Uyandığında Dünya'ya, küçük, havasız evine geri dönmüştü. Büyükbabası bıraktığı eski koltukta ağlıyor ve bazı dualar mırıldanıyor, televizyonda bir kadın kıkırdayarak yemek tarifi veriyor, şapşal kedi uyukluyordu. Her şey aynıydı. Yeniden başlamanın tam sırasıydı.

Hafızasız önce kendisine bir fincan çay yaptı, sonra da Erdem'e dönerek "bundan sonra benimle konuşma, seni sevmiyorum, çünkü ben bir şeytanım" dedi.

Afallayan yaşlı adam Hafızasız'ın suratına bakakaldı. Sonra da çığlıklar attı, sorular sordu. Hiçbirine cevap alamadı. Çünkü Hafızasız henüz "Cennet'in kuralları olmadan nasıl yaşanılır ki" ya da "utanmayacak mısın Cehennemli olmaya" gibi soruların cevabını bilemeyecek kadar acemi bir şeytandı. Büyükbaba en sonunda, zaten böyle olacağını önceden bildiğini söyleyip, kendi kehanet becerilerinden bahsetti.

"Senden kokuyorum ben, Cehennem zebanisi!" demeyi de ihmal etmedi.

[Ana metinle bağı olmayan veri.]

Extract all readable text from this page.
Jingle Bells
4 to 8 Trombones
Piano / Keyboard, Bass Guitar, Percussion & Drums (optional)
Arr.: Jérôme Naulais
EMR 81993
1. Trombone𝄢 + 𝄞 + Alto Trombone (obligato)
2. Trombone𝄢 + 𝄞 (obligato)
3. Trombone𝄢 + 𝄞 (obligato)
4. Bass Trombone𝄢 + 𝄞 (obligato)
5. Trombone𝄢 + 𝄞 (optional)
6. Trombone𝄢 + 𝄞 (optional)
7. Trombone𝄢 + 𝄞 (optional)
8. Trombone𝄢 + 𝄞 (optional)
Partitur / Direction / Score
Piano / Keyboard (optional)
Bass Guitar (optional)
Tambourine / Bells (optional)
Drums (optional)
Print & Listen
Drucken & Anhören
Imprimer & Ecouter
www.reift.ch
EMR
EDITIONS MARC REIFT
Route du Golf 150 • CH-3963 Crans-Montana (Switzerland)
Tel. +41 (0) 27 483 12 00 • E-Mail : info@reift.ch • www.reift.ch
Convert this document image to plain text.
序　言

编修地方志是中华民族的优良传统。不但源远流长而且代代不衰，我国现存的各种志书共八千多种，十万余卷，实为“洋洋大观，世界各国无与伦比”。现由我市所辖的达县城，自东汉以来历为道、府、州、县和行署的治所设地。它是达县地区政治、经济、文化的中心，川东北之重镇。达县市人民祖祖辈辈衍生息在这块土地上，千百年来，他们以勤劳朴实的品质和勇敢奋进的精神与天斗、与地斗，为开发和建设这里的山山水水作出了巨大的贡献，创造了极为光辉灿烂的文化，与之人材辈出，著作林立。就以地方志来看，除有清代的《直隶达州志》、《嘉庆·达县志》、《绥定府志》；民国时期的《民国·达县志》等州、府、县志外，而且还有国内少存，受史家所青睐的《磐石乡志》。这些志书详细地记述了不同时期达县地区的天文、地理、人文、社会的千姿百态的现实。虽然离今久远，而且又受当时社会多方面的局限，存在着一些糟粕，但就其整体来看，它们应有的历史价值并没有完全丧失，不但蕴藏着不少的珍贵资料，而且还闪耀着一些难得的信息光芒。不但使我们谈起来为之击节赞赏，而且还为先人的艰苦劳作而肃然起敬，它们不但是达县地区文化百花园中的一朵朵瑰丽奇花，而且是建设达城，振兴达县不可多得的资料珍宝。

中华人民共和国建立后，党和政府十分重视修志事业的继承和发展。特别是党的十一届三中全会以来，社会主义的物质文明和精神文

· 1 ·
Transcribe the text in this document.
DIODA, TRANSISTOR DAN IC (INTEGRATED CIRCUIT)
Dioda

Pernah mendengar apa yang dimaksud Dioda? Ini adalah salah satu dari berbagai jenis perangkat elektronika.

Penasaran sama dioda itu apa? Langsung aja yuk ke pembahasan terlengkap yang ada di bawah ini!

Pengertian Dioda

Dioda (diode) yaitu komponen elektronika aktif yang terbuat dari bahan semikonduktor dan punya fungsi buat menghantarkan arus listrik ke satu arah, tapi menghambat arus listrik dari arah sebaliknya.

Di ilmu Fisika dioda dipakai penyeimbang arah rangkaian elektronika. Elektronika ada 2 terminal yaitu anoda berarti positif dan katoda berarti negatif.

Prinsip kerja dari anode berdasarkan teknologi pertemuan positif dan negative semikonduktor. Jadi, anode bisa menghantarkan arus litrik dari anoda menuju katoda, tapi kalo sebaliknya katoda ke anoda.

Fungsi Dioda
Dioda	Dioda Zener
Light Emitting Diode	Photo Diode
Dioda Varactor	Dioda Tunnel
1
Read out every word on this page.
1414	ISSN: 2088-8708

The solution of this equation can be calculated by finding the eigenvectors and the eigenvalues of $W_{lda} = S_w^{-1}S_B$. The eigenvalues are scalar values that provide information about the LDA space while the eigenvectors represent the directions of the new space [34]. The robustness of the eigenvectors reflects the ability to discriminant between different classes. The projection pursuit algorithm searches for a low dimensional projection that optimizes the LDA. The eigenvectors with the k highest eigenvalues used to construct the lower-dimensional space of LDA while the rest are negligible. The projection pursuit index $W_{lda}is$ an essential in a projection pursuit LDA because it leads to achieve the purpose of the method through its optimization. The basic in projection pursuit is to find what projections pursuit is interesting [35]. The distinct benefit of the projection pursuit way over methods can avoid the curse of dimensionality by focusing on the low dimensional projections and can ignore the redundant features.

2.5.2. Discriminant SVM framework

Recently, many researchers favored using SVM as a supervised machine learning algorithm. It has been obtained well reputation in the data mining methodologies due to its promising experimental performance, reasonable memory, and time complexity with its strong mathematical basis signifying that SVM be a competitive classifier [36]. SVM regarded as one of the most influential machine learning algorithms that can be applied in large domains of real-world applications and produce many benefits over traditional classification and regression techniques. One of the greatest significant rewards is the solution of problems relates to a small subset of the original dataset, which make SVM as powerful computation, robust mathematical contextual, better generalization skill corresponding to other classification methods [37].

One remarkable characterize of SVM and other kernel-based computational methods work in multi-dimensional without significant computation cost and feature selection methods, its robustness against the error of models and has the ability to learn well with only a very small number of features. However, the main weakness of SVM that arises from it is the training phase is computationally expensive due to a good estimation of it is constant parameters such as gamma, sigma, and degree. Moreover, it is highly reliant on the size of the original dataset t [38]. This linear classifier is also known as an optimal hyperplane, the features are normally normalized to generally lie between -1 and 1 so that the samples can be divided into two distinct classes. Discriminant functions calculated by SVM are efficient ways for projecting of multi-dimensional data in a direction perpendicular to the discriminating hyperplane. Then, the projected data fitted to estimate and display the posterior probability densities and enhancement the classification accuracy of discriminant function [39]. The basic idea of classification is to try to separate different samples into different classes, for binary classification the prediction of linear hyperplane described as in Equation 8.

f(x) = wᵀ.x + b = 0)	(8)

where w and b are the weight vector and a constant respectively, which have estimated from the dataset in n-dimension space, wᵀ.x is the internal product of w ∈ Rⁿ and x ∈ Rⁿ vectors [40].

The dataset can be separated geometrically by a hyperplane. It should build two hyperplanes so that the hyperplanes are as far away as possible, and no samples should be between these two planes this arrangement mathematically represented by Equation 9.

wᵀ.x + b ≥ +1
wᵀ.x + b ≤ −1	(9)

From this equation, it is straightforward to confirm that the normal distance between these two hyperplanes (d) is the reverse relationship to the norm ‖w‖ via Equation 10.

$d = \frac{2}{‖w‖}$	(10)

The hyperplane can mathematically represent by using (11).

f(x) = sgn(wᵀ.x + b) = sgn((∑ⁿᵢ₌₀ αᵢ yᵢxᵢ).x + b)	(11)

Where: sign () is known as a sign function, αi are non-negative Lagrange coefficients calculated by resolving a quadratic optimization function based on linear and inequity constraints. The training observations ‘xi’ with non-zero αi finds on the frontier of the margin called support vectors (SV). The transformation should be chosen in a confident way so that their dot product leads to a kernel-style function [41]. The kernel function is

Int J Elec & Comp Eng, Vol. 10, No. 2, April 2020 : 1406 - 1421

Hafızasız "iyi" dedi, umursamadı.

Umursayamazdı, çünkü artık buzun aslında su olduğunu biliyordu, hatta buhar olduğunu da. Bundan sonraki yaşamının nasıl olacağını da...

Cennet’ten kovulmuştu, artık kötü bir şeytandı. Sevgi hanımla İnanç beyi hakir görüyor, halen sık sık gittiği Cehennemde geçirdiği günlerinden onlarsız -hem de nasıl- yaşanabileceğini hatırlıyor, Umut denen hayalperest deliyle ve İyilik adlı masal perisi ile artık hiç görüşmüyordu.

Artık yeni dostları vardı. Şeytan dostları; insanlara istediklerini değil de ihtiyaçları olanı vermesini öğütleyen karakaşlı Hakkaniyet, İyilik teyzenin iyilerinin yanlış da olabildiğini anlatan çılgın dostu Doğru, Dünyanın eğlenmek için çıkılan bir yolculuk, bir oyun olduğunu hatırlatan güzel kız Neşe. Ve tabi başını gururla kaldırarak "bu oyunda güçlenmek için sesini değil anlayışını yükseltmelisin dostum" demeyi kendine vazife bilen Tolerans.

Hafızasız, şimdi, göğsünün ortasında balon gibi atan kalbinin sesini dinleyerek, bir sonraki Cehennem yolculuğunu planlıyor. Gördüğü o güzel şehri, gerçeği pırıl pırıl gözlerinde taşıyan güzel şeytanları ve karamelli pudingi düşleyerek pasaportunu okşuyor.